Just be blunt and say drink from my dick
I walked out of the bathroom and both of you girls were giving the gay guy head. I was like, "laaaterrr."
Just pulled my keys, cell-phone and a pack of cigarettes out from between my cleavage. This one guy's face was priceless.
Jenny was looking for something soft to drink since it's only noon, she chose spiced rum. Think she might die today
Restaurants Roasting People Who Gave Them Negative Yelp Reviews (25 Pics)
Tried to steal a keytar from my hook up's house.

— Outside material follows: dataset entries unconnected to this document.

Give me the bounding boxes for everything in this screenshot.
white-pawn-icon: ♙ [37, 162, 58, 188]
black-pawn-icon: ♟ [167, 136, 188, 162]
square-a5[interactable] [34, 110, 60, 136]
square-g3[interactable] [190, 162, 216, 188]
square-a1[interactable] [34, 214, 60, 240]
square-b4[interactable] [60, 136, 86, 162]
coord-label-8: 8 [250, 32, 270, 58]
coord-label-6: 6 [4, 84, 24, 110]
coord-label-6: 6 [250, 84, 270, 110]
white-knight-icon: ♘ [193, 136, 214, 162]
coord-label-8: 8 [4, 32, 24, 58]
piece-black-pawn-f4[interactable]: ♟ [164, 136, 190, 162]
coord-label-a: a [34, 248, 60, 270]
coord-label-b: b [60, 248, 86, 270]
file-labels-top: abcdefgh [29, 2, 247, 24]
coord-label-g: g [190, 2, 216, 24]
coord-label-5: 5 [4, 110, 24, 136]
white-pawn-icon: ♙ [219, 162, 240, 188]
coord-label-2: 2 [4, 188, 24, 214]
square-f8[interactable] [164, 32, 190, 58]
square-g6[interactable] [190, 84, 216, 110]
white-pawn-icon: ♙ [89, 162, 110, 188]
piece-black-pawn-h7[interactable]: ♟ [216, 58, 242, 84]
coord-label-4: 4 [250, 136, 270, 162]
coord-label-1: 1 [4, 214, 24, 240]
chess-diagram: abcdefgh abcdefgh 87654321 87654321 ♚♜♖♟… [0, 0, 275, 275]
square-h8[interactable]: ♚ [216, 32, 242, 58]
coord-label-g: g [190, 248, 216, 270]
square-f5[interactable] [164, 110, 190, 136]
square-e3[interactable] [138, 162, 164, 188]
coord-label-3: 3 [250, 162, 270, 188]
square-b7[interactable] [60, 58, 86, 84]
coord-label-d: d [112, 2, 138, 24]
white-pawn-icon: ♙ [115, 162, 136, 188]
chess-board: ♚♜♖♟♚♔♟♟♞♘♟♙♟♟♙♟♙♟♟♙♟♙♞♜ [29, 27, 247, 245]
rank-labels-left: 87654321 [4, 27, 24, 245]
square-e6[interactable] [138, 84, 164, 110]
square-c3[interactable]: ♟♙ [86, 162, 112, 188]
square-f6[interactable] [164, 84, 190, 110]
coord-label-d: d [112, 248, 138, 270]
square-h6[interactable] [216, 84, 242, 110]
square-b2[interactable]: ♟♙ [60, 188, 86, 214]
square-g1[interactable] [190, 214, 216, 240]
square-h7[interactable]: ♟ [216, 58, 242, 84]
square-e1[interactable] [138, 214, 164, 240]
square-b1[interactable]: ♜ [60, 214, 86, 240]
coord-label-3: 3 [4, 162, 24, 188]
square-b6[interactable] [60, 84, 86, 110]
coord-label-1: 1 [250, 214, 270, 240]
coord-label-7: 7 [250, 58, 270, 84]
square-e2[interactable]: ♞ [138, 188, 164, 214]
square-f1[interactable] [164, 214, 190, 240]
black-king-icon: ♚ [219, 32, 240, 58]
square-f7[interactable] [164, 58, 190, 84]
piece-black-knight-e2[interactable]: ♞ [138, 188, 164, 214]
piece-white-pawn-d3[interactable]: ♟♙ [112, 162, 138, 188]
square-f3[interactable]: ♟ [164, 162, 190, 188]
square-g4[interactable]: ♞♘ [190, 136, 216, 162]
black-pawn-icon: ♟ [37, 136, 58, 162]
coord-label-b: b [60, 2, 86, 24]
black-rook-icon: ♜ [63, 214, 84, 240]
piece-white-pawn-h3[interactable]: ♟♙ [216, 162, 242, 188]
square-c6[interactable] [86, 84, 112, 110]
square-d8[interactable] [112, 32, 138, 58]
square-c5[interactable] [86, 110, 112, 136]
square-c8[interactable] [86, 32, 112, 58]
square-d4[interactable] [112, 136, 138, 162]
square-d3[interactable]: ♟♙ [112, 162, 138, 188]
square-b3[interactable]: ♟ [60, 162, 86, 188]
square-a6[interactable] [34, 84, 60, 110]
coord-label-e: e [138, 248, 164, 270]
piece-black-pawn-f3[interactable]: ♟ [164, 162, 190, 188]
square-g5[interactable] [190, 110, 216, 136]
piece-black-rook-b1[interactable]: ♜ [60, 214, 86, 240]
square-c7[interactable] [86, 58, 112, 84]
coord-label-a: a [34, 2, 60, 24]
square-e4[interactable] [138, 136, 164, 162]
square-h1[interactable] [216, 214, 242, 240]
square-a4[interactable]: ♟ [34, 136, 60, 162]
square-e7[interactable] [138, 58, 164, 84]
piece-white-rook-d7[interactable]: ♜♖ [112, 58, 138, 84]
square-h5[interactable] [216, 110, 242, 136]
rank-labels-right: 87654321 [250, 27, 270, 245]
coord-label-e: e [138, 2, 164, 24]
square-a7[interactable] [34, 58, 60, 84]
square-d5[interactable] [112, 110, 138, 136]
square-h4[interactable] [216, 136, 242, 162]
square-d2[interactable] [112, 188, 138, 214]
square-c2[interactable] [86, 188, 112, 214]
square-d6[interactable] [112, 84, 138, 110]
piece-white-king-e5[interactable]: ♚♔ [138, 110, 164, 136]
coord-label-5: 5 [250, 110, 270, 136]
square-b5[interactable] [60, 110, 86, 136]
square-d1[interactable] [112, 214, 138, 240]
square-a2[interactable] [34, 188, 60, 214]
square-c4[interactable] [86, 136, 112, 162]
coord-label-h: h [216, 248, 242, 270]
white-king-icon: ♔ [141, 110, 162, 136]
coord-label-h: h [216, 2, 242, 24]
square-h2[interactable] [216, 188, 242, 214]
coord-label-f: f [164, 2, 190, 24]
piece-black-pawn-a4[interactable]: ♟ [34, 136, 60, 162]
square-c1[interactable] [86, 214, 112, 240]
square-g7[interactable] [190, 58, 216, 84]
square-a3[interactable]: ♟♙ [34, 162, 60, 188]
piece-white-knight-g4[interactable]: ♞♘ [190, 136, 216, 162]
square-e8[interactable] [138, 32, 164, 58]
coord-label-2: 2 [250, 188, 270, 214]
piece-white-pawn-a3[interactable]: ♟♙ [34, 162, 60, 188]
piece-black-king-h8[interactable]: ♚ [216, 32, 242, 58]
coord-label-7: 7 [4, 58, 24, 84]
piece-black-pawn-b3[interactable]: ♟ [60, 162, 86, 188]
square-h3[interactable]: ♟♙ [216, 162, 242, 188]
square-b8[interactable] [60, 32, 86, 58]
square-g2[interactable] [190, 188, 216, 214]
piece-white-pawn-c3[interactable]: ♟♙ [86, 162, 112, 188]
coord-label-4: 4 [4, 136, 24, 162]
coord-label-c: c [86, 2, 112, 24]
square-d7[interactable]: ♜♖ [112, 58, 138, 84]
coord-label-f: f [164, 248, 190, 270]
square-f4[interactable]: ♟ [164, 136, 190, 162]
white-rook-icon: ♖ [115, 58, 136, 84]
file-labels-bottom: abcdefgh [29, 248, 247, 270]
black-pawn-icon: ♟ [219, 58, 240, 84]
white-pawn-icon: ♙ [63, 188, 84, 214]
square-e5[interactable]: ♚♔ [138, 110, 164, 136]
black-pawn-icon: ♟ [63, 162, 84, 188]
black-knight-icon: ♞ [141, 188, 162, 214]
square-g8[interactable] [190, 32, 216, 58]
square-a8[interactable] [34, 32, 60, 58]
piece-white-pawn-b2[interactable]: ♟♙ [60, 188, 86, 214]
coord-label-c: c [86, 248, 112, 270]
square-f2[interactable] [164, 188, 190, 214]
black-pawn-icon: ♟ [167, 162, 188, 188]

using blue streamers we found on the bathroom floor was probably not the best substitute for toilet paper.
I thought he was walking around the front. I just hit and run my booty call. I'm the worst non girlfriend ever
i was completely deserted.. so i stood outside starbucks for 20 minutes trying to convince the employees to open early and take care of me.. fuck you guys
IM FEEDING MY CAT ALL THE HAM
Woman Posts Harassing DMs From Creep Online, Now He’s Upset Because People Told His Mom
I think the lady at jack in the box started crying when we put in our order.
So I think my motto should be "losing bras and dignity every weekend" but like in a really amazing way
I'm hoarding IKEA meatballs in my purse
I was so hungover at work I had my shirt on backwards. I had no idea how I managed to get through today puke free.
If a cop comes up to me I'm whipping out my cock, swinging it around and singing the national anthem
Oh please. Preoccupy yourself with my penis.